Bir başka iddia da bölgedeki Çeçen cihatçılarla ilgili söylenenler. Hükümetin emrindeki askeri güçler ile polisin arasında Çeçen kökenli bazı cihatçı militanların paramiliter güç olarak yer aldığını söyleyen çokça insan var. Bu iddianın kaynağı da bölgedeki korucular.

Van’dan edindiğimiz bilgilerle izlemeye çalıştığımız Gever’de durum bu.
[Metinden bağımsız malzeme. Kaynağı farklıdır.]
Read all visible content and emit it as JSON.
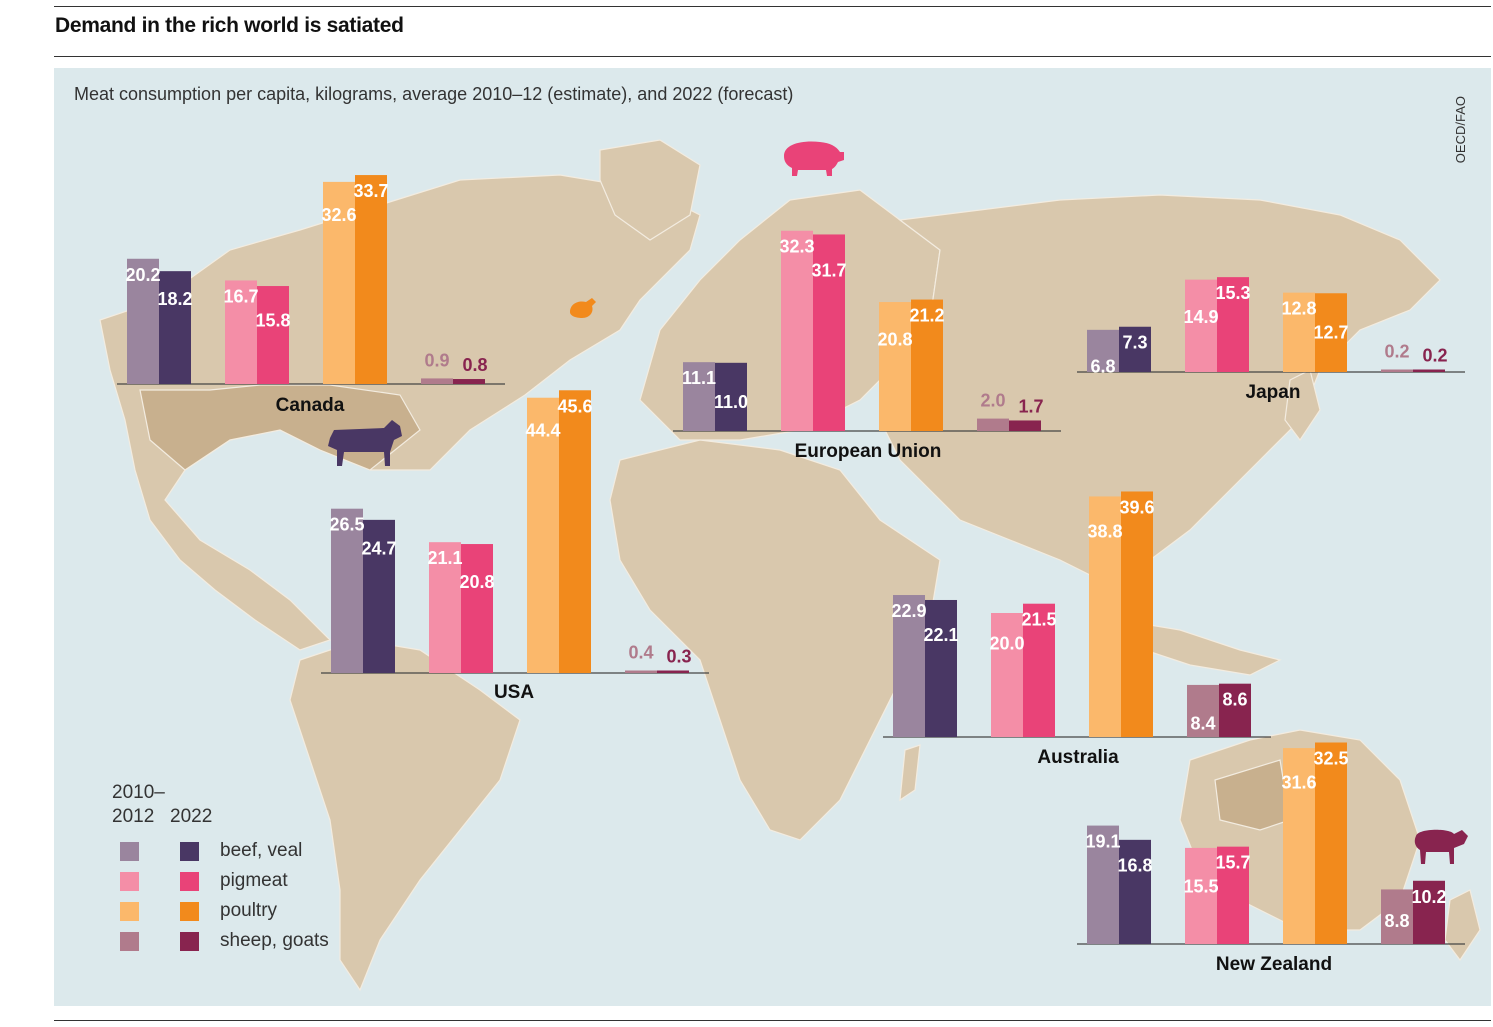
{
  "headline": "Demand in the rich world is satiated",
  "source": "OECD/FAO",
  "legend": {
    "col1_line1": "2010–",
    "col1_line2": "2012",
    "col2": "2022",
    "items": [
      {
        "label": "beef, veal",
        "color_2010": "#9a859e",
        "color_2022": "#493764"
      },
      {
        "label": "pigmeat",
        "color_2010": "#f48ea7",
        "color_2022": "#e94378"
      },
      {
        "label": "poultry",
        "color_2010": "#fbb86b",
        "color_2022": "#f28a1c"
      },
      {
        "label": "sheep, goats",
        "color_2010": "#b07b8c",
        "color_2022": "#88244f"
      }
    ]
  },
  "colors": {
    "panel": "#dce9ec",
    "land": "#d9c8ad",
    "land_highlight": "#c8b08e",
    "value_label_light": "#ffffff",
    "small_label_2010": "#b07b8c",
    "small_label_2022": "#88244f"
  },
  "chart_data": {
    "type": "bar",
    "title": "Meat consumption per capita, kilograms, average 2010–12 (estimate), and 2022 (forecast)",
    "unit": "kilograms per capita",
    "categories": [
      "beef, veal",
      "pigmeat",
      "poultry",
      "sheep, goats"
    ],
    "series_names": [
      "2010–2012",
      "2022"
    ],
    "regions": [
      {
        "name": "Canada",
        "icon": "",
        "values_2010": [
          20.2,
          16.7,
          32.6,
          0.9
        ],
        "values_2022": [
          18.2,
          15.8,
          33.7,
          0.8
        ]
      },
      {
        "name": "USA",
        "icon": "cow-icon",
        "values_2010": [
          26.5,
          21.1,
          44.4,
          0.4
        ],
        "values_2022": [
          24.7,
          20.8,
          45.6,
          0.3
        ]
      },
      {
        "name": "European Union",
        "icon": "pig-icon",
        "values_2010": [
          11.1,
          32.3,
          20.8,
          2.0
        ],
        "values_2022": [
          11.0,
          31.7,
          21.2,
          1.7
        ]
      },
      {
        "name": "Japan",
        "icon": "",
        "values_2010": [
          6.8,
          14.9,
          12.8,
          0.2
        ],
        "values_2022": [
          7.3,
          15.3,
          12.7,
          0.2
        ]
      },
      {
        "name": "Australia",
        "icon": "",
        "values_2010": [
          22.9,
          20.0,
          38.8,
          8.4
        ],
        "values_2022": [
          22.1,
          21.5,
          39.6,
          8.6
        ]
      },
      {
        "name": "New Zealand",
        "icon": "sheep-icon",
        "values_2010": [
          19.1,
          15.5,
          31.6,
          8.8
        ],
        "values_2022": [
          16.8,
          15.7,
          32.5,
          10.2
        ]
      }
    ]
  }
}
Ağır baskı altındaki Gever, ciddi bir katliam riski ile karşı karşıya. Bölgedeki paramiliter güçlerin yalnız Gever’de değil neredeyse bölgedeki her noktada büyük katliamlar yapmaktan imtina etmeyecek kadar düşmanca bir tutum içinde davrandığı, uygulamalardan gözleniyor. Bölgedeki duyarlı insanların, HDP’li vekillerin, bir avuç gazetecinin tek yapabildiği ise yaşanan hak ihlallerini, cinayetleri, katliamları, yıkımları belgelemek. İnsanlar umutsuz da olsa belgelemeye önem veriyor. Bu belgelemeyi yapanlar, katliam ve yıkımların sorumlularının ilerde mutlaka yaptıklarının hesabını vereceğine inanıyor.